If you have ever watched programmes on the Discovery Channel that feature monster structures and machines, then you will probably have seen one of the biggest Dutch companies in action.

The company is Mammoet, and like the word “mammoth” that this translates into, they specialise in not only making big lifting machines but especially in making a way of transporting them, and any other out-sized machines or parts.

Their most famous product is a mega-massive version of flat-bed deck style vehicle, made up of many sections.

Each section has it’s own set of massive double wheels that rotate in several directions, and you can fit as many sections together as is necessary to for the width and length of your load.
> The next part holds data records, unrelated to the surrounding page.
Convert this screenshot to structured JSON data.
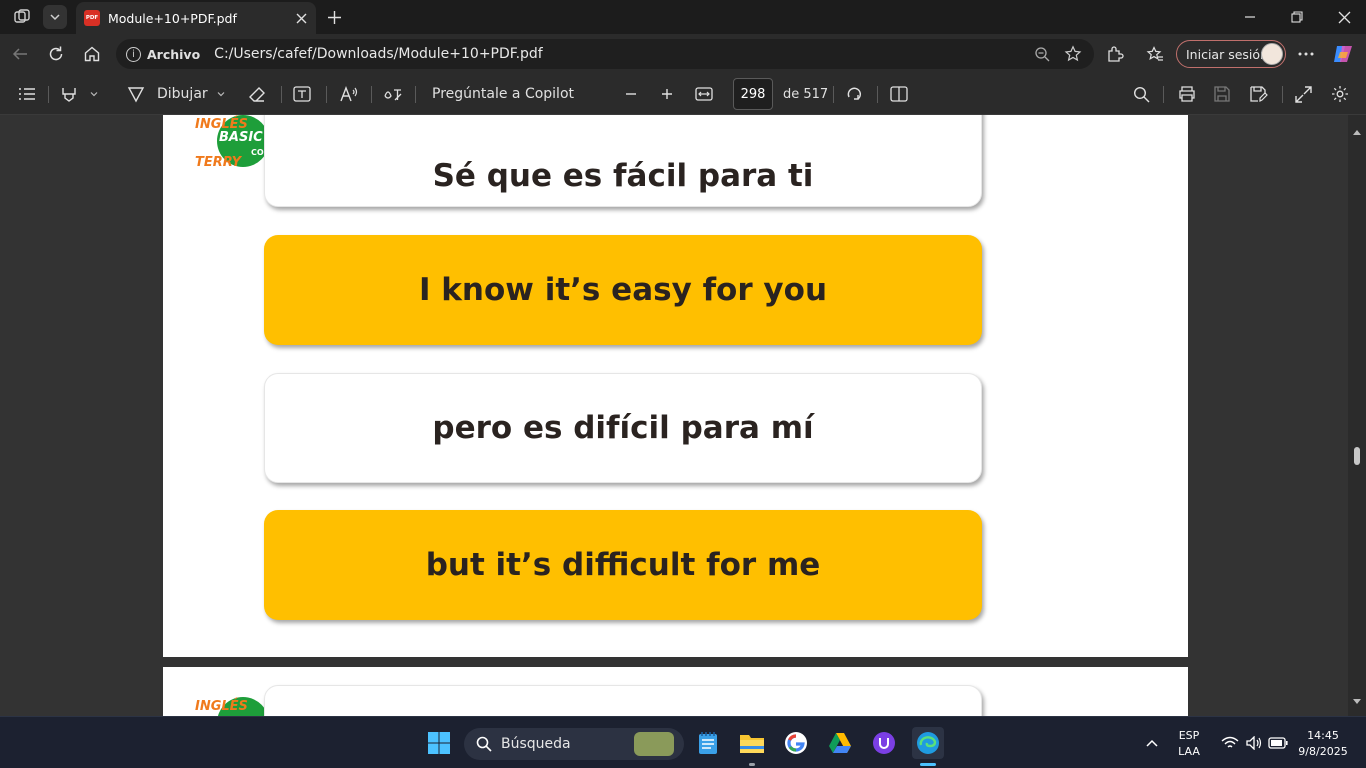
{
  "tab": {
    "title": "Module+10+PDF.pdf",
    "badge": "PDF"
  },
  "address": {
    "label": "Archivo",
    "url": "C:/Users/cafef/Downloads/Module+10+PDF.pdf"
  },
  "profile": {
    "signin": "Iniciar sesión"
  },
  "pdf_toolbar": {
    "draw_label": "Dibujar",
    "copilot_label": "Pregúntale a Copilot",
    "current_page": "298",
    "total_pages": "de 517"
  },
  "page_content": {
    "logo": {
      "line1": "INGLÉS",
      "line2": "BASIC",
      "line3": "TERRY",
      "line4": "CO"
    },
    "cards": [
      {
        "text": "Sé que es fácil para ti",
        "style": "white"
      },
      {
        "text": "I know it’s easy for you",
        "style": "yellow"
      },
      {
        "text": "pero es difícil para mí",
        "style": "white"
      },
      {
        "text": "but it’s difficult for me",
        "style": "yellow"
      }
    ],
    "next_logo": {
      "line1": "INGLÉS"
    }
  },
  "taskbar": {
    "search_placeholder": "Búsqueda",
    "lang_top": "ESP",
    "lang_bottom": "LAA",
    "time": "14:45",
    "date": "9/8/2025"
  },
  "colors": {
    "accent_yellow": "#ffbf00",
    "logo_green": "#1e9e3a",
    "logo_orange": "#f07a1c"
  }
}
Since each individual section of the whole arrangement can support massive tonnages of weight, this is often the only way that complete sections of power stations, drilling apparatus and mining equipment etc can be moved to where they are wanted.

(photograph © Kiwidutch)

So what does such a company do when they are building a new state of the art Head Office within the harbour of Rotterdam?

Well,  first they prepare the foundations, complete with connections to all necessary amenities whilst the rest of the building is being built externally off-site, and then they use their own product (heavy lifting and moving machinery) to transport the completed structure into place…

… of course.

All that remained was to almost literally ‘plug  in” to the connections already made in the foundations and the building is good to go! Ingenious!

With a beautiful reference to the buildings new position within the Port of Rotterdam and a nod to the long history that goes with it, the Mammoet Head Office building is shaped like one of the giant bollards that ships use to tie up to quayside and has affectionately been nicknamed “The Bollard” by the locals.

Not many companies can say that they moved their own head office into place…

We were told the story by the retired harbour-man who was a mine of information on our tour, and later I looked up the company website, which shows actual photos of the move.